In 2019, Hoseinzade and Haratizadeh proposed a CNN-based tool that can be used to extract features from a variety of data sources, including different markets, to predict their future [17]. In addition, Zhong and Enke proposed that in 2019, hybrid machine learning algorithms can be used, as they have been shown to be effective in predicting the stock market’s normal return path [32]. Nabipour et al. compared various time-series prediction techniques on the Tehran stock exchange in 2020 and found that the LSTM produces more accurate results and has the best model fitting ability [33]. Kamalov forecasted the stock prices of four big US public firms using MLP, CNN, and LSTM in 2020. These three approaches outperformed related experiments that predicted the trajectory of price change in terms of experimental findings [34]. In 2020, Liu and Long developed a high-precision short-term forecasting model of financial market time-series focused on LSTM deep neural networks, which they compared with the BP neural network, standard RNN, and enhanced LSTM deep neural networks. The findings revealed that the LSTM deep neural network has a high forecasting precision and can accurately model stock market time-series [23]. Moreover, Lu et al. proposed an ensemble structure of CNN-LSTM and proved that such model is effective when being applied to predict Shanghai Composite Index [31].
Additionally, Mahmud and Mohammed performed a survey on the usage of deep learning algorithms for time-series forecasting in 2021, which found that deep learning techniques like CNN and LSTM give superior prediction outcomes with lower error levels than other artificial neural network models [35]. Furthermore, their literature study discovered that merging many deep learning models greatly improved time-series prediction accuracy. However, Mahmud and Mohammed also conveyed that the performance of CNN and LSTM is not always consistent, with CNN outperforming LSTM at times and vice versa. In general, CNN tends to have superior predictive capacity when dealing with time-series data comprised of a collection of images, but LSTM appears to be superior when dealing with numerical data.

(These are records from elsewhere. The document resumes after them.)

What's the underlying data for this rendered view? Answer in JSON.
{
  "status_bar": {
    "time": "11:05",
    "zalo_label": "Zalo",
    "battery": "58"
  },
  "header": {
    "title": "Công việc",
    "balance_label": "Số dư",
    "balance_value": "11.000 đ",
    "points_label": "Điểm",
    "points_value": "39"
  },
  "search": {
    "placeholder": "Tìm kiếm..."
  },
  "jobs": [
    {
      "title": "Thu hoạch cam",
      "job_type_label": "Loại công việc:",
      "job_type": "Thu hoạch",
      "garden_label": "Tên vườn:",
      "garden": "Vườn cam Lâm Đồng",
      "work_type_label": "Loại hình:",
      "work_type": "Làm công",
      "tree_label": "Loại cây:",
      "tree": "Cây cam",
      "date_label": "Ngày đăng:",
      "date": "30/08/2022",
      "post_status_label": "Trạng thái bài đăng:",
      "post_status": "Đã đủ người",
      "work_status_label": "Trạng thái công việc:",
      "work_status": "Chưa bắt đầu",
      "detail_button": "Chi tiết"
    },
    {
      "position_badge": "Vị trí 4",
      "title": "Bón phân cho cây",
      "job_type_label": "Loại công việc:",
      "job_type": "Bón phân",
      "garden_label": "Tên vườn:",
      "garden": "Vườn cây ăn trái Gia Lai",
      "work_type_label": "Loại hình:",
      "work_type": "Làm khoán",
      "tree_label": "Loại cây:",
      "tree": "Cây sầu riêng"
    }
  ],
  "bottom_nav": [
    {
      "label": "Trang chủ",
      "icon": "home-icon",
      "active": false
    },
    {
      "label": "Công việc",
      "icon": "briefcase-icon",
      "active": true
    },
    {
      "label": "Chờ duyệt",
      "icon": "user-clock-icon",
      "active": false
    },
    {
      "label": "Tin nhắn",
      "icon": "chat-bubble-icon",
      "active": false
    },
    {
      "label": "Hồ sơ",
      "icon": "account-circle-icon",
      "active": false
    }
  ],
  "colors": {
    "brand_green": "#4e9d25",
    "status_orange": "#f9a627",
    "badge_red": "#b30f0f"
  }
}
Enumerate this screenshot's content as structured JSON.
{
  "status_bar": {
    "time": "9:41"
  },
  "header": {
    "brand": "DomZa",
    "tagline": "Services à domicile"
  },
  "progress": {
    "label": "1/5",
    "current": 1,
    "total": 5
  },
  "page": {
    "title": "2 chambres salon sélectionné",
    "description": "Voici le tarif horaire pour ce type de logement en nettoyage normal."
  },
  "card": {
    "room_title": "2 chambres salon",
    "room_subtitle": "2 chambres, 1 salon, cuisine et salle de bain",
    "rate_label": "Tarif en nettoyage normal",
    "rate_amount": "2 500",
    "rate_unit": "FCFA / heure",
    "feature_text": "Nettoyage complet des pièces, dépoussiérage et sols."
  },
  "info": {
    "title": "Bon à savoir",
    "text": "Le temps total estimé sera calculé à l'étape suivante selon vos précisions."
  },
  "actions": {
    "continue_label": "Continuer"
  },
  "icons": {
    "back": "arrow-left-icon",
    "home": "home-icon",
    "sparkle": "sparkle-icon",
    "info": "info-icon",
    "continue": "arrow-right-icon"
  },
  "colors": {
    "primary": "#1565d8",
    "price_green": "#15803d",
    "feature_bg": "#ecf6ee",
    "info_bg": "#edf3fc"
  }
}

In conclusion, findings from previous studies show that using deep learning models such as CNN and LSTM for financial time-series prediction is successful. However, compared to LSTM, CNN has poorer prediction accuracy when applied to numerical time-series data due to its key characteristics, which include a high point in feature extraction. While at the same time, LSTM also has a weakness related to its capability of extracting the most valuable features from a data set when being compared to CNN. Consequently, constructing a composite or ensemble model that takes advantage of each combination model to overcome its weaknesses to increase time-series prediction accuracy is logical. Furthermore, based on findings from prior studies indicating cointegration between financial time-series data in a real-world environment, it is then reasonable to include a multivariate time-series analysis technique into the ensemble model. Therefore, the following are the major contributions of this work:(1)Development of a new ensemble of multivariate deep learning approach named the multivariate CNN-LSTM that utilizes the superior feature of CNN and LSTM model for simultaneous multiple parallel financial time-series prediction by considering the state of correlation between series into the forecasting process.(2)Evaluation of proposed model by conducting experiments using data from real-world setting, i.e., four stock market indices from the Asia region, to confirm that constructing an ensemble model, which uses the core features of each model and incorporates multivariate time-series analysis, offers better forecasting accuracy, and is more suited for multiple parallel financial time-series forecasting by contrasting the evaluation indicators of proposed multivariate CNN-LSTM with stand-alone CNN and LSTM.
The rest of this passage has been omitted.